SREs:  Another poison pill that comes with the proposed ethanol volumes is the “hardship” argument that it is too difficult for these small refiners to comply.  It would be impossible to make that argument if RINS were inexpensive.   The SREs represent substantial volumes and certainly some will be granted.  If those gallons are not reallocated to others, it could further reduce the actual gallons of ethanol. Hard to imagine a Trump EPA turning to the major refiners and saying by the way, your percentage of obligation just went up. Again quoting EPA, the proposed rule suggests there will be 18 billion gallons of gasoline exempted, further reducing space for the 15 billion gallons of conventional/corn ethanol.

So where does this leave us?

The RINs and SREs are inextricably connected but easily addressed with higher volumes. So the message to EPA and Congress is give us higher volumes by getting out of the way and letting the market decide.   And spare us the argument that cars can’t use these higher blends. Again referencing previous articles, we have shown that the testing and demonstration done at the DOE labs, particularly Oak Ridge and NREL, clearly validated the use of blends in excess of 15%.  Just last week a report released from the state of Nebraska on their EPA-sanctioned E30 demonstration showed absolutely no adverse effects on performance or emissions, with lower costs and in many cases improved mileage.

Add to that the news coming out of Brazil that they are going to 30% blends as a base fuel. It is a misconception that they can do that only because all cars in Brazil are flex fuel. There are literally millions of cars that are not flex, in 2024 alone they imported 350,000 non-flex vehicles that will run on the base E30 gasoline and have been running on E27.

For anyone submitting comments on the RVO rule, these arguments would be well placed. It is rare when one single action can have the domino effect of solving so many issues that plague the biofuels industry.  Higher volumes, be it E15 or up to E30 will…..

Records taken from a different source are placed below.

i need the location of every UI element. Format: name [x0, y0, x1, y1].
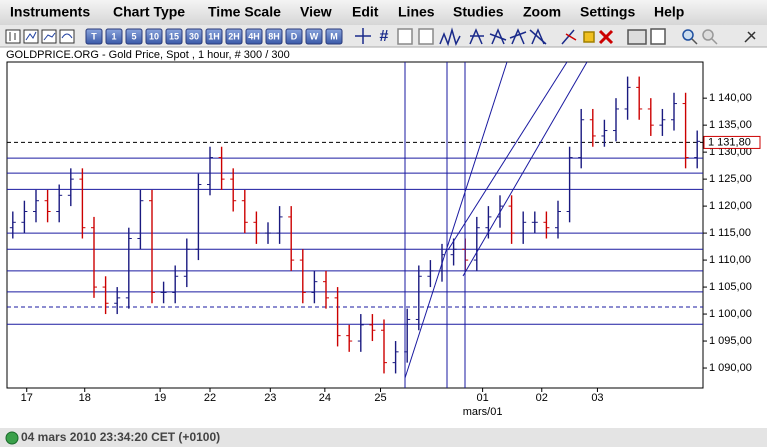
x-tick-label: 22: [204, 392, 216, 404]
timescale-label: 10: [149, 31, 159, 41]
timescale-button[interactable]: [245, 28, 263, 45]
timescale-label: T: [91, 31, 97, 41]
x-tick-label: 02: [536, 392, 548, 404]
timescale-button[interactable]: [125, 28, 143, 45]
menu-item[interactable]: Lines: [398, 4, 435, 20]
menu-item[interactable]: View: [300, 4, 332, 20]
svg-text:#: #: [380, 28, 389, 45]
timescale-button[interactable]: [325, 28, 343, 45]
x-tick-label: 23: [264, 392, 276, 404]
y-tick-label: 1 100,00: [709, 308, 752, 320]
chart-title: GOLDPRICE.ORG - Gold Price, Spot , 1 hou…: [6, 49, 290, 61]
menu-item[interactable]: Edit: [352, 4, 379, 20]
status-bar: [0, 428, 767, 447]
status-text: 04 mars 2010 23:34:20 CET (+0100): [21, 430, 220, 444]
price-marker-box: [703, 135, 761, 149]
timescale-label: D: [291, 31, 298, 41]
drawing-tool-icons[interactable]: #: [355, 27, 756, 47]
timescale-button[interactable]: [225, 28, 243, 45]
timescale-button[interactable]: [265, 28, 283, 45]
x-tick-label: 17: [21, 392, 33, 404]
y-tick-label: 1 110,00: [709, 254, 751, 266]
timescale-label: 1H: [208, 31, 220, 41]
drawn-lines: [404, 61, 588, 388]
x-tick-label: 01: [476, 392, 488, 404]
timescale-button[interactable]: [185, 28, 203, 45]
timescale-label: 1: [111, 31, 116, 41]
timescale-button[interactable]: [105, 28, 123, 45]
y-tick-label: 1 095,00: [709, 335, 752, 347]
y-tick-label: 1 130,00: [709, 146, 752, 158]
timescale-label: W: [310, 31, 319, 41]
timescale-label: 15: [169, 31, 179, 41]
x-month-label: mars/01: [463, 406, 503, 418]
timescale-button[interactable]: [145, 28, 163, 45]
menu-item[interactable]: Time Scale: [208, 4, 281, 20]
x-tick-label: 24: [319, 392, 331, 404]
timescale-label: M: [330, 31, 338, 41]
plot: [7, 76, 703, 374]
menu-item[interactable]: Chart Type: [113, 4, 185, 20]
menu-item[interactable]: Help: [654, 4, 684, 20]
price-marker-label: 1 131,80: [708, 136, 751, 148]
menu-item[interactable]: Settings: [580, 4, 635, 20]
timescale-button[interactable]: [205, 28, 223, 45]
y-tick-label: 1 140,00: [709, 92, 752, 104]
y-tick-label: 1 135,00: [709, 119, 752, 131]
y-tick-label: 1 115,00: [709, 227, 751, 239]
y-tick-label: 1 105,00: [709, 281, 752, 293]
timescale-button[interactable]: [85, 28, 103, 45]
plot-area: [6, 61, 704, 389]
menu-item[interactable]: Studies: [453, 4, 504, 20]
status-indicator: [5, 431, 19, 445]
menu-item[interactable]: Zoom: [523, 4, 561, 20]
timescale-button[interactable]: [165, 28, 183, 45]
chart-type-icons[interactable]: [5, 29, 75, 44]
timescale-button[interactable]: [305, 28, 323, 45]
menu-item[interactable]: Instruments: [10, 4, 90, 20]
timescale-label: 4H: [248, 31, 260, 41]
timescale-label: 30: [189, 31, 199, 41]
timescale-label: 2H: [228, 31, 240, 41]
timescale-label: 8H: [268, 31, 280, 41]
x-tick-label: 19: [154, 392, 166, 404]
x-tick-label: 18: [79, 392, 91, 404]
timescale-button[interactable]: [285, 28, 303, 45]
x-tick-label: 03: [591, 392, 603, 404]
timescale-label: 5: [131, 31, 136, 41]
menu-bar: [0, 0, 767, 25]
y-tick-label: 1 120,00: [709, 200, 752, 212]
x-tick-label: 25: [374, 392, 386, 404]
y-tick-label: 1 090,00: [709, 362, 752, 374]
y-tick-label: 1 125,00: [709, 173, 752, 185]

  • Facilitate a true 15 billion gallon corn ethanol program, making the RVOs non controversial,
  • Generate new RINs, reducing prices and facilitating seamless compliance with the RFS,
  • Provide Relief to Small Refiners taking the SREs off the table and solving a sticky political dilemma,
  • Reduce costs for all gasoline and potentially make premium grades only marginally higher than regular, if at all,
  • Encourages automakers to increase efficiency via higher engine compression to utilize high octane and remain competitive in the global market,
  • Continue to reduce aromatics, fine pm, and overall carbon intensity,
  • Provide new demand for US corn and other products at a time of trade and export uncertainty.